Sami sama sekali tidak protes dengan keadaan rumah Mat Suri.
Di gubuk kecil inilah Sami dan Mat Suri dikaruniai sepasang anak yang lincah dan aktif.
Namun setahun yang lalu, kondisi gubuk yang mereka tinggali selama puluhan tahun itu mulai memburuk.
Dindingnya yang terbuat dari rotan mulai lapuk dimakan usia dan habis jadi sarang rayap.
Pada akhirnya, gubuk kecil mereka pun terpaksa harus dirobohkan.
Khawatir ambruk, sekalian saya robohkan gubuk itu karena usianya sudah tua dan membahayakan keluarga saya," ujar Mat Suri di dampingi sang istri.
Usai dirobohkan, Mat Suri tak bisa langsung membangun kembali rumahnya.
Bukannya membangun rumahnya kembali, suami Sami itu justru membangun surau kecil.
Bahan-bahan seperti kayu dan dinding pun didapat Mat Suri dari bantuan warga sekitar.
"Saya bisa beli atap asbes, semen dan kawat. Bahan-bahan itu saya buat pondasi dan tiang penyangga rumah.
Pembangunannya dibantu tetangga dengan gotong royong tanpa biaya," ungkap Mat Suri.

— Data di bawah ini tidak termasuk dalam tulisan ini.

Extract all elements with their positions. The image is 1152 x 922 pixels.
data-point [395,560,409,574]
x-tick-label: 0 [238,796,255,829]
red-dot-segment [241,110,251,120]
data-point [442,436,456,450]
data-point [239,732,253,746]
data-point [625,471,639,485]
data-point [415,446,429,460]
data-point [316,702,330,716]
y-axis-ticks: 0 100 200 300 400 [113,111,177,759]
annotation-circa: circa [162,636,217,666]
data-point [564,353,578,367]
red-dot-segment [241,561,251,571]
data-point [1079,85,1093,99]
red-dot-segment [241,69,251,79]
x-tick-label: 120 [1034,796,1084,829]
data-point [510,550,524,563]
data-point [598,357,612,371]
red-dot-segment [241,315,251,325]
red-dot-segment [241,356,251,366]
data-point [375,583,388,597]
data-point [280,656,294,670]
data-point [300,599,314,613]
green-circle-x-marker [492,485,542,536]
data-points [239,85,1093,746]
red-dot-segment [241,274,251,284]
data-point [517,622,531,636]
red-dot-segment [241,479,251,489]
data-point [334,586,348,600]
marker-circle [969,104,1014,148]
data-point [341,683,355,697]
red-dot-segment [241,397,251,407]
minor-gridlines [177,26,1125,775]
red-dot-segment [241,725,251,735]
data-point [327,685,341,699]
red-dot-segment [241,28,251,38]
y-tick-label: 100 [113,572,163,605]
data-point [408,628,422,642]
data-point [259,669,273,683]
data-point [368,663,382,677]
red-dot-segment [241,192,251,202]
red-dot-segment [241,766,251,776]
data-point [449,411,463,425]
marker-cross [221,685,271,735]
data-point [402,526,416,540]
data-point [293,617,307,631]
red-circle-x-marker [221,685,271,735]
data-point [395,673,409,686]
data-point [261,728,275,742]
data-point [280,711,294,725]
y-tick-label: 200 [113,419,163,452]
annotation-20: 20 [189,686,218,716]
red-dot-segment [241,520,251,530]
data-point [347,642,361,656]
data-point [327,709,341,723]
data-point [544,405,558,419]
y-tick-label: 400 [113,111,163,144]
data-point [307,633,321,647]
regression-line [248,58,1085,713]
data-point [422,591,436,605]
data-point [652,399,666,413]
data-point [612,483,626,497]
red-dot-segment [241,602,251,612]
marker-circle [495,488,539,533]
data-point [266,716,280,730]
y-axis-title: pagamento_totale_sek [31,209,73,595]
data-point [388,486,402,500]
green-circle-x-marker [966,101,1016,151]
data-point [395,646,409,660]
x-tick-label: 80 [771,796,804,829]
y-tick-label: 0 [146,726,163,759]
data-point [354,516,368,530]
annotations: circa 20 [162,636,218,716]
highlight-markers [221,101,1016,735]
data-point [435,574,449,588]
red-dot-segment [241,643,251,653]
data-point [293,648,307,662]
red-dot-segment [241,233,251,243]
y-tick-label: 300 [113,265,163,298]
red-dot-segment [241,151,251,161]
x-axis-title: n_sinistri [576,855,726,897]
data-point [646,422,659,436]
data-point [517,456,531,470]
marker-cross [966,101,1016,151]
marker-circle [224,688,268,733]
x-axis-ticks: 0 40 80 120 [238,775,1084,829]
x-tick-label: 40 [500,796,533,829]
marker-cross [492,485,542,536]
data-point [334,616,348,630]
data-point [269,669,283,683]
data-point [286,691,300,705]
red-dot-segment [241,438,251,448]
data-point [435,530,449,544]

Usai rumahnya kembali tegak dengan atap asbes, Mat Suri sampai detik ini belum sanggup menyelesaikannya.
Untuk mengakali rumahnya yang tak berdinding, Mat Suri menggunakan terpal, sarung dan plastik bekas sebagai dinding.
Bila hujan turun, rumahnya berserta isinya akan basah semua oleh air hujan yang kena hempasan angin.
Mengutip Kompas.com, sudah 40 tahun lebih Sami membangun rumah tangga dengan suaminya, Mat Suri.
Ya, kendati demikian, Sami rupanya bukan cinta pertama sang suami.
Sami pertama kali bertemu dengan Mat Suri ketika usianya masih sangat belia.
Kira-kira saat itu Sami masih berusia 11 tahun dan duduk di kelas 4 SD.
Waktu itu Sami masih bocah ingusan, tak tahu sama sekali konsep berumah tangga atau biduk hidup pernikahan.
Namun anehnya, saat itu Sami bersedia menikah dengan sang suami, Mat Suri di usia yang begitu muda.
Boro-boro tahu urusan rumah tangga, akhil baliq saja mungkin Sami saat itu belum melewatinya.
"Waktu saya dinikahi dulu, Mat Suri sudah ubanan. Saya masih duduk di kelas IV SD," kenang Sami seperti yang dikutip Sosok.ID dari Kompas.com, Kamis (7/11/2019).
Sami sendiri adalah istri kedua Mat Suri dan telah hidup bersama dengannya selama 40 tahun.
Sementara istri pertama Mat Suri masih hidup dan belum dicerai namun hidup terpisah.
Mat Suri mengakui lebih menyayangi Sami lantaran sang istri lebih teruji kesabarannya meski hidup miskin.
"Sami cukup sabar meskipun hidup miskin. Tidak hanya sabar merawat anak-anak, kepada saya yang sudah sakit-sakitan masih sabar bertahan hidup," kata Mat Suri.
Ini terbukti kala Mat Suri mulai sakit-sakitan dan tak mampu lagi bekerja.
Saat itulah Sami berganti peran dengan sang suami menjadi tulang punggung keluarga.
Mengutip Kompas.com, apa saja Sami kerjakan selama masih ada upahnya, mulai dari mencuci, mencangkul ladang hingga memetik daun tembakau.
Sebab bila tak seperti itu, Sami dan keluarganya tak bisa makan.
"Saya tidak pilih-pilih pekerjaan. Yang penting ada upahnya. Kalau tidak begitu, keluarga saya tidak bisa bertahan hidup. Sebab, saya belum pernah mendapatkan bantuan apapun dari pemerintah," tegas Sami.
Beberapa warga yang ikut prihatin dengan kondisi keluarga Mat Suri, membantu kebutuhan sandangnya, seperti yang dilakukan Sugianto.
"Kalau ada tambahan rezeki, saya bantu beras dan kebutuhan dapurnya. Memprihatinkan sekali kondisi keluarga Mat Suri," ujar Sugianto.